Continuing with the Oregon Trail by Parkman you'll find a description of an older Delaware Indian, his horse and his saddle. I hope you enjoy this vivid description.
Encamping near a spring, by the side of a hill, we resumed our journey in the morning, and early in the afternoon had arrived within a few miles of Fort Leavenworth. The road crossed a stream densely bordered with trees, and running in the bottom of a deep woody hollow. We were about to descend into it when a wild and confused procession appeared, passing through the water below, and coming up the steep ascent toward us. We stopped to let them pass. They were Delawares, just returned from a hunting expedition.
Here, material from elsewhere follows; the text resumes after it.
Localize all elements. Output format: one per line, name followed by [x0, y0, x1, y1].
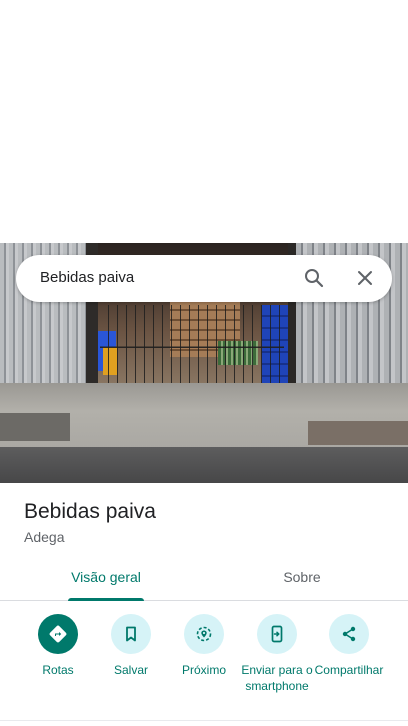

Ah, both men and women, were mounted on horseback, and drove along with them a considerable number of packmules, laden with the furs they had taken, together with the buffalo-robes, kettles, and other articles of their travelling equipment, which, as well as their clothing and their weapons, had a worn and dingy aspect, as if they had seen hard service of late. At the rear of the party was an old man, who, as he came up, stopped his horse to speak to us. He rode a little tough, shaggy pony, with mane and tail well-knotted with burs, and a rusty Spanish bit in its mouth, to which, by way of reins, was attached a string of raw hide. His saddle, robbed probably from a Mexican, had no covering, being merely a tree of the Spanish form, with a piece of grizzly bear's skin laid over it, a pair of rude wooden stirrups attached, and in the absence of girth, a thong of hide passing around the horse's belly. The rider's dark features and keen snaky eyes were unequivocally Indian. He wore a buckskin frock, which, like his fringed leggings, was well polished and blackened by grease and long service; and an old handkerchief was tied around his head. Resting on the saddle before him lay his rifle, a weapon in the use of which the Delawares are skilful, though, from its weight, the distant prairie Indians are too lazy to carry it.
"Who's your chief?" he immediately inquired.
Henry Chatillon pointed to us. The old Delaware fixed his eyes intently upon us for a moment, and then sententiously remarked:
"No good! Too young!" With this flattering comment he left us, and rode after his people.